Federal appeals court upholds Santa Monica’s ban on short-term vacation rentals
A federal appeals court on Thursday unanimously upheld a Santa Monica ordinance banning most short-term vacation rentals.
A three-judge panel of the U.S. 9th Circuit of Appeals rejected a potential class-action lawsuit against the city, which passed the law in 2015 on the grounds that visitors who rent through Airbnb Inc. or other companies “sometimes disrupt the quietude and residential character of the neighborhoods.”
The ordinance prohibits vacation rentals of 30 days or fewer, except when a primary resident remains in the home.
Santa Monica resident Arlene Rosenblatt had been renting out her home for $350 a night when she and her husband traveled. She charged in a lawsuit that the ordinance hindered commerce in violation of the federal Constitution.
Online short-term rental companies allowed tourists access to affordable lodging over “the ultra-luxurious, highly occupied and pricey hotels in the city,” the lawsuit argued.
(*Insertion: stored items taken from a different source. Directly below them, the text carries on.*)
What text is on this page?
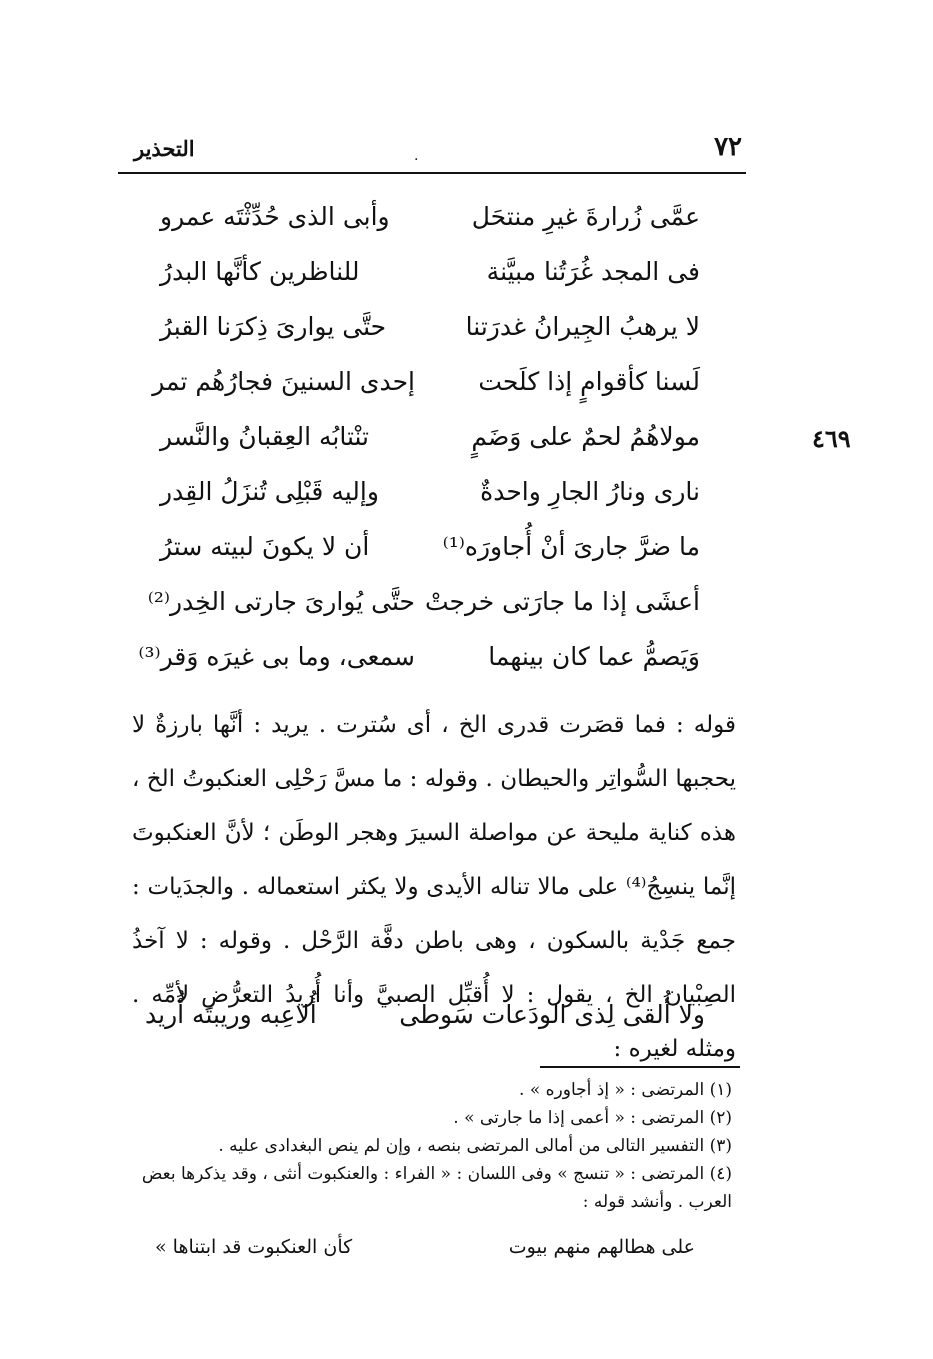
٧٢
.
التحذير
٤٦٩
عمَّى زُرارةَ غيرِ منتحَل
وأبى الذى حُدِّثْتَه عمرو
فى المجد غُرَتُنا مبيَّنة
للناظرين كأنَّها البدرُ
لا يرهبُ الجِيرانُ غدرَتنا
حتَّى يوارىَ ذِكرَنا القبرُ
لَسنا كأقوامٍ إذا كلَحت
إحدى السنينَ فجارُهُم تمر
مولاهُمُ لحمٌ على وَضَمٍ
تنْتابُه العِقبانُ والنَّسر
نارى ونارُ الجارِ واحدةٌ
وإليه قَبْلِى تُنزَلُ القِدر
ما ضرَّ جارىَ أنْ أُجاورَه⁽¹⁾
أن لا يكونَ لبيته سترُ
أعشَى إذا ما جارَتى خرجتْ
حتَّى يُوارىَ جارتى الخِدر⁽²⁾
وَيَصمُّ عما كان بينهما
سمعى، وما بى غيرَه وَقر⁽³⁾

قوله : فما قصَرت قدرى الخ ، أى سُترت . يريد : أنَّها بارزةٌ لا يحجبها السُّواتِر والحيطان . وقوله : ما مسَّ رَحْلِى العنكبوتُ الخ ، هذه كناية مليحة عن مواصلة السيرَ وهجر الوطَن ؛ لأنَّ العنكبوتَ إنَّما ينسِجُ⁽⁴⁾ على مالا تناله الأيدى ولا يكثر استعماله . والجدَيات : جمع جَدْية بالسكون ، وهى باطن دفَّة الرَّحْل . وقوله : لا آخذُ الصِبْيان الخ ، يقول : لا أُقبِّل الصبيَّ وأنا أُريدُ التعرُّض لأمِّه . ومثله لغيره :

ولا أُلقى لِذى الودَعات سَوطى
أُلاعِبه وريبتَه أُريد

(١) المرتضى : « إذ أجاوره » .

(٢) المرتضى : « أعمى إذا ما جارتى » .

(٣) التفسير التالى من أمالى المرتضى بنصه ، وإن لم ينص البغدادى عليه .

(٤) المرتضى : « تنسج » وفى اللسان : « الفراء : والعنكبوت أنثى ، وقد يذكرها بعض العرب . وأنشد قوله :

على هطالهم منهم بيوت
كأن العنكبوت قد ابتناها »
Santa Monica’s real intent in passing the ordinance, Rosenblatt contended, was to boost demand for the hotels and reverse a decline in revenue from the city’s 14% transient occupancy tax, paid by hotels but not by short-term renters.
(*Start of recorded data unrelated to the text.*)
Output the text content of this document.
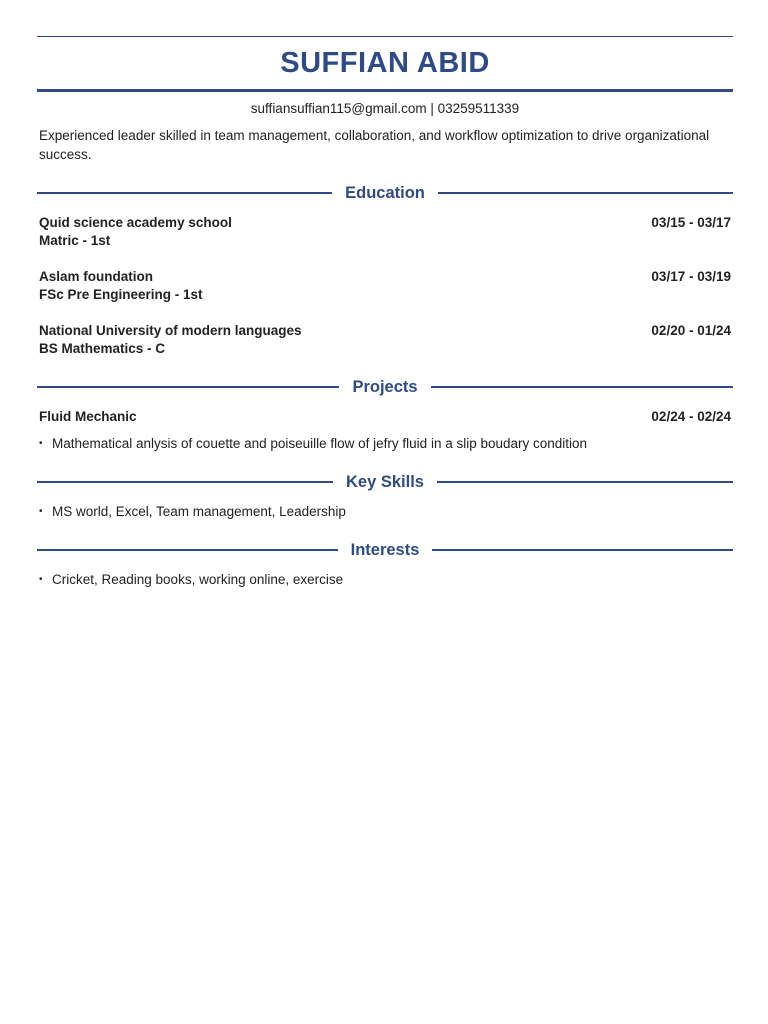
SUFFIAN ABID
suffiansuffian115@gmail.com | 03259511339
Experienced leader skilled in team management, collaboration, and workflow optimization to drive organizational success.
Education
Quid science academy school	03/15 - 03/17
Matric - 1st
Aslam foundation	03/17 - 03/19
FSc Pre Engineering - 1st
National University of modern languages	02/20 - 01/24
BS Mathematics - C
Projects
Fluid Mechanic	02/24 - 02/24
• Mathematical anlysis of couette and poiseuille flow of jefry fluid in a slip boudary condition
Key Skills
• MS world, Excel, Team management, Leadership
Interests
• Cricket, Reading books, working online, exercise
The lawsuit alleged that the ordinance illegally denied travelers from out of state access to Santa Monica’s residential neighborhoods. The 9th Circuit rejected that contention, concluding the city offered reasonable alternatives to the vacation rentals.
The ordinance “does not discriminate against persons outside of Santa Monica, who stand on equal footing with Santa Monica residents in their ability to purchase Santa Monica property and reside there,” Judge Jacqueline H. Nguyen, an Obama appointee, wrote for the court.
Rosenblatt also alleged that the ordinance directly regulates interstate commerce because 95% of short-term rentals in Santa Monica involved out-of-state travelers. Disagreeing, the 9th Circuit said the law penalizes conduct only in Santa Monica, regardless of whether the visitors come from California or elsewhere.
Santa Monica is considered to have one of the strictest bans on short-term rentals in the country. A report by Conde Nast Traveler last year identified cities around the world that regulate Airbnb in varying degrees. They include Los Angeles, San Francisco, Charleston, Amsterdam, New York, Mallorca, Paris and Barcelona.
After more than three years of debate, Los Angeles passed its ordinance last December limiting short-term rentals to primary residences, not second homes or investment property. The law was intended to deter people from buying apartments and running them like hotels, a practice that activists said was exacerbating the housing crisis.
But the rules did not take immediate effect. Los Angeles gave hosts until November to register with the city through a new system.
In a letter sent to city officials last week, Airbnb argued it needed more time to build a computerized system to share rental information with the city — one of the ways that online platforms can comply with the new ordinance. A spokesman for the city’s planning department said there were other ways to comply and the new rules would take effect Nov. 1.
Rosenblatt’s challenge to the Santa Monica ordinance reached the 9th Circuit on an appeal of a district judge’s decision to dismiss the lawsuit. Without a trial, the judge ruled there was no legal basis under which Rosenblatt could prevail.
The 9th Circuit rejected another challenge of the law earlier this year by Airbnb and Expedia Group Inc.’s HomeAway.